Recoller les morceaux

Une nuit à l'Auberge des 21

Recoller les morceaux

Martin DUVAL

Le livre tomba des mains de Jean-François. Il trouvait les dialogues insipides et le récit, sans queue ni tête. Il avait deviné, depuis une dizaine de pages, l’identité du meurtrier. À quoi bon poursuivre cette lecture ?

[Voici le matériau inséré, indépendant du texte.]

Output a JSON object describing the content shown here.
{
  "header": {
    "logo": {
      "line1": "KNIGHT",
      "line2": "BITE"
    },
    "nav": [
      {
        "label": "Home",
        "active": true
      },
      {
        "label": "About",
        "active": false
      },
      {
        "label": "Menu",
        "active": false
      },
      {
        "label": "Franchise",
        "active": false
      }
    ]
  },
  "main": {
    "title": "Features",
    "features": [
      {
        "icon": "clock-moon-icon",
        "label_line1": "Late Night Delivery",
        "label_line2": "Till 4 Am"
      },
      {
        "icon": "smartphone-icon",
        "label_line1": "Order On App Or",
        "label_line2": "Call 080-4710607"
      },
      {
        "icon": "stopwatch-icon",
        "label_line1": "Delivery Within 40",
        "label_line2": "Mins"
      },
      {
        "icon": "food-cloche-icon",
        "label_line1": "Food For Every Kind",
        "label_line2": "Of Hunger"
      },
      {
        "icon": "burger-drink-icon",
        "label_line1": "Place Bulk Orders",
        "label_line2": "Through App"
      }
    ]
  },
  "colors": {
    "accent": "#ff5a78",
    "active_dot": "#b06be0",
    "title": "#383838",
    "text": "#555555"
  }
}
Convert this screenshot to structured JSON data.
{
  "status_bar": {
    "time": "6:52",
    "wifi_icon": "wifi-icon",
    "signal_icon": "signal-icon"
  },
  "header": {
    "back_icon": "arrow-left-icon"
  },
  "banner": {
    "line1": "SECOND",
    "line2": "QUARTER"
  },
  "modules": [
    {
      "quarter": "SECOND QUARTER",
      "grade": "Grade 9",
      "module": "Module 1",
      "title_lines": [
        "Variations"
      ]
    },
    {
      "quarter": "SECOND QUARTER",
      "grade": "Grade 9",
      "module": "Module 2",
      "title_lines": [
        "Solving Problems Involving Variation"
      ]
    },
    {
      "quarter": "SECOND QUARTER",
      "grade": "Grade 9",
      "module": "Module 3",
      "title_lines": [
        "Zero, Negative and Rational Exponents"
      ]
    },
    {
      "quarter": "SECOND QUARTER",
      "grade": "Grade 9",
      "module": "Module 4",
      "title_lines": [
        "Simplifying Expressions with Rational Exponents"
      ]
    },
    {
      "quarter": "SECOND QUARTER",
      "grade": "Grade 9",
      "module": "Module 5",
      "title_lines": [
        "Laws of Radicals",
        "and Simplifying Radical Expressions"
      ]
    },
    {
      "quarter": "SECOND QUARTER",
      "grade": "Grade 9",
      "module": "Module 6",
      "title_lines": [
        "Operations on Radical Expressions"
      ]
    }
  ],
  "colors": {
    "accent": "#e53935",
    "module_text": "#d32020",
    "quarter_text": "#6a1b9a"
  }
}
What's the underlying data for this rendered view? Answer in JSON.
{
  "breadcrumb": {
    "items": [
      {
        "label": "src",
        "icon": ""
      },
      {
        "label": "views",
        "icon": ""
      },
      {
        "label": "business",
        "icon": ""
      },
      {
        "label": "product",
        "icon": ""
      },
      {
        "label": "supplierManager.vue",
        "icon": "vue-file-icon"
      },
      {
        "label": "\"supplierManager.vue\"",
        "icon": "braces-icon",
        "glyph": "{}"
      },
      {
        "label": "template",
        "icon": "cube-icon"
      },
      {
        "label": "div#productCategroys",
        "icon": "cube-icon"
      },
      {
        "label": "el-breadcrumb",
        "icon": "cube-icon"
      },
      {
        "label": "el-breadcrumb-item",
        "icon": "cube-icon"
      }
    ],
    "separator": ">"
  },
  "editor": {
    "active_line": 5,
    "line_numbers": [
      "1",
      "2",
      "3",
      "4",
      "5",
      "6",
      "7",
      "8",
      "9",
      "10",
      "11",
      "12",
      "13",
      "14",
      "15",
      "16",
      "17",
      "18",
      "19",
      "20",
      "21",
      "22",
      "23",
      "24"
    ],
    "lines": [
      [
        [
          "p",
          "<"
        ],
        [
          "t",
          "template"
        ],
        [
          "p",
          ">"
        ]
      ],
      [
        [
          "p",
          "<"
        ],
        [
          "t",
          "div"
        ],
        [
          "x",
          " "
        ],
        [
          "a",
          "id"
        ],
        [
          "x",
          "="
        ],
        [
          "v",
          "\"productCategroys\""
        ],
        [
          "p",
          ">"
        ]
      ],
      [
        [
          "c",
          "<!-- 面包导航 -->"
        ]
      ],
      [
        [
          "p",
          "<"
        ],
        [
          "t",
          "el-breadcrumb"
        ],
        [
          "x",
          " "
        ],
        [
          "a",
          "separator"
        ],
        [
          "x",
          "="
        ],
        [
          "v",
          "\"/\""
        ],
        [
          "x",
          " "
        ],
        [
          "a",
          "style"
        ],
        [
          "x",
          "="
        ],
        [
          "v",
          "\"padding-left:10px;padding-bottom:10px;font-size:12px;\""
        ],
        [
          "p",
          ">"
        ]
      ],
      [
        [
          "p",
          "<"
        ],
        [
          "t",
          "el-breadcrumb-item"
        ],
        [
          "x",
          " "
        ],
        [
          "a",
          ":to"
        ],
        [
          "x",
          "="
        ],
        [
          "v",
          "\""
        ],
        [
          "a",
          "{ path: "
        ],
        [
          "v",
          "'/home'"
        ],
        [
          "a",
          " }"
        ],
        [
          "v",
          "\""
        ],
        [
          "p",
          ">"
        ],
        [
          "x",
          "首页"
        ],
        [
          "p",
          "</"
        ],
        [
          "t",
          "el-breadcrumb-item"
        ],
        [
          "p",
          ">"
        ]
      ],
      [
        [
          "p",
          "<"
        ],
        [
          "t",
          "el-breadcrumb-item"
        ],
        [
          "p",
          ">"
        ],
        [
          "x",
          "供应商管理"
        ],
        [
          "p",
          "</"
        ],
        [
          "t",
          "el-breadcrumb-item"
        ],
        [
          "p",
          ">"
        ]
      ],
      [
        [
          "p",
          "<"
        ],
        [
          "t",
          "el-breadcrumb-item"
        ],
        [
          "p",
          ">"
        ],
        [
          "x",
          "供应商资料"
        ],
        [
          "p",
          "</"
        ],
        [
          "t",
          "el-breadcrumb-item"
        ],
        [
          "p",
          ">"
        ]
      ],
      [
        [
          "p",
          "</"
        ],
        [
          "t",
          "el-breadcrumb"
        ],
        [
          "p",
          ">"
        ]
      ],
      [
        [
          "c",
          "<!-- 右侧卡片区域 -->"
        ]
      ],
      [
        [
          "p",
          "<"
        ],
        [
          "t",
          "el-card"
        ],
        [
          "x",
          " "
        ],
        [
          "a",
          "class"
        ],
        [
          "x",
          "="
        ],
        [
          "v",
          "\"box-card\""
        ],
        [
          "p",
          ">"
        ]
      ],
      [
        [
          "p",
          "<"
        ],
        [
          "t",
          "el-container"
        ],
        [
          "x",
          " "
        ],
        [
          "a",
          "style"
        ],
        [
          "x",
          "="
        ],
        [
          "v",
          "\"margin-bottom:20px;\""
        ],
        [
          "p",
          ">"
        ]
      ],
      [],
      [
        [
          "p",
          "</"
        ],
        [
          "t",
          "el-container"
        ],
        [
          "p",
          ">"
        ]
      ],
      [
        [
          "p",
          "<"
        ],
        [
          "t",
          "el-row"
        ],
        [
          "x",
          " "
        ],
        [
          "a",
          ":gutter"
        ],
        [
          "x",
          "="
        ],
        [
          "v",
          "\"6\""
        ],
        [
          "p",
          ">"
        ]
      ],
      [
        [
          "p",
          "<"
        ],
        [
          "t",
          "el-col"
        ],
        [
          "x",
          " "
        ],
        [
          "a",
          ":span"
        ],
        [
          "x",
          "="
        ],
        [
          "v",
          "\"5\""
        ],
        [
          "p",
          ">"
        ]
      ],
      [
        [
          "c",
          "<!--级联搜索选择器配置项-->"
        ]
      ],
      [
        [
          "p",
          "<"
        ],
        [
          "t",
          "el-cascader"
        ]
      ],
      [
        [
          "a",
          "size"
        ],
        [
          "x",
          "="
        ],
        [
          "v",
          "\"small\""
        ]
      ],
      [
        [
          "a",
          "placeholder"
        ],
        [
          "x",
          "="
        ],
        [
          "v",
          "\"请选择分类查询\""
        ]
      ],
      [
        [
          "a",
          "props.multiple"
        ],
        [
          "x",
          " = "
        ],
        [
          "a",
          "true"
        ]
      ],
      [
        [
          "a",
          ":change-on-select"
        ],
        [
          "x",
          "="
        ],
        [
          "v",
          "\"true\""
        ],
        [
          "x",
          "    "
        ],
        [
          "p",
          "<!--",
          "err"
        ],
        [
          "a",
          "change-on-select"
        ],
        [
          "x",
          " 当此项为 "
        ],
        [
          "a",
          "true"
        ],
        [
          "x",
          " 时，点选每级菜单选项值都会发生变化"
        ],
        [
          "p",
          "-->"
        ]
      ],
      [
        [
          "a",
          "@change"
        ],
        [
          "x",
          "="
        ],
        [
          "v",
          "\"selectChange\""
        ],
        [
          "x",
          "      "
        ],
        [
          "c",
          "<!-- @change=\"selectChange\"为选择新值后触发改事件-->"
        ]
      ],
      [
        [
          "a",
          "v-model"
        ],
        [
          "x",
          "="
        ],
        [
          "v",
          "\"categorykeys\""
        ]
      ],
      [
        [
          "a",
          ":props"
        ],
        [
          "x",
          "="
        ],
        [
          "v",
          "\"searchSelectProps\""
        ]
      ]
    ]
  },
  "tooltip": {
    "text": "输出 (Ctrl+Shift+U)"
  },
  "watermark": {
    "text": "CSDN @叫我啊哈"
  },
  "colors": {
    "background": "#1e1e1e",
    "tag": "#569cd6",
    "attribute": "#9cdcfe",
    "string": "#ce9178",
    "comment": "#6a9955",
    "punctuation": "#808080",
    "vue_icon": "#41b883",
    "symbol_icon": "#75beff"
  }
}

Il avait tâté la télécommande plus tôt et constaté qu’il n’y avait ni hockey, ni scandale à la télé. Bref, sa deuxième et dernière soirée dans cette auberge s’annonçait longue. Aussi palpitante que la chaîne 950, offrant à contempler un feu de foyer qui ne s’éteint jamais.Pourquoi son employeur l’avait-il choisi lui pour assister à ce colloque ? Jusqu’ici en tout cas, il n’avait rien appris de vraiment utile lors des ateliers et formations. C’est la direction des ressources humaines qui l’avait forcé à venir. Il se rappelait de cette requête insistante :

– Jean-François, t’es un bon vendeur d’assurance-vie, mais pour le service à la clientèle… Là-bas, tu vas apprendre à mieux gérer les personnalités toxiques. En plus, tu vas avoir la primeur de rencontrer ton nouveau boss !

Foutaise ! Il se trouvait tout à fait adéquat dans son travail. D’ailleurs, aucun client ne lui résistait. Et puis, une éventuelle rencontre avec son nouveau directeur n’était pas un appât très convaincant. Depuis qu’il travaillait pour cette compagnie, il avait bien dû côtoyer six ou sept patrons. Un de plus… bof !

On lui avait aussi vanté la localisation de l’auberge face à cette baie grandiose ainsi que la table réputée du chef. Pour ça au moins, les ressources humaines ne s’étaient pas trompées ! Le vin blanc suggéré au souper était digne du calibre de Jean-François. Sa bouche en gardait encore le plaisir distinctif. 

 * * *

Jean-François devait bouger, faire quelque chose avant que cette nuit ne lui tombe dessus. Malgré le ciel maussade et sans lune, il risqua quelques pas jusqu’au quai des croisières. Le décor annonçait la fin de quelque chose. C’était septembre, comme dans la chanson de Bécaud : les voiliers dévoilés et les touristes, retournés vers leurs vrais métiers. Plus loin au large, un immense cargo baptisé Oldendorff était immobile. Ce soir, le temps prenait une pause.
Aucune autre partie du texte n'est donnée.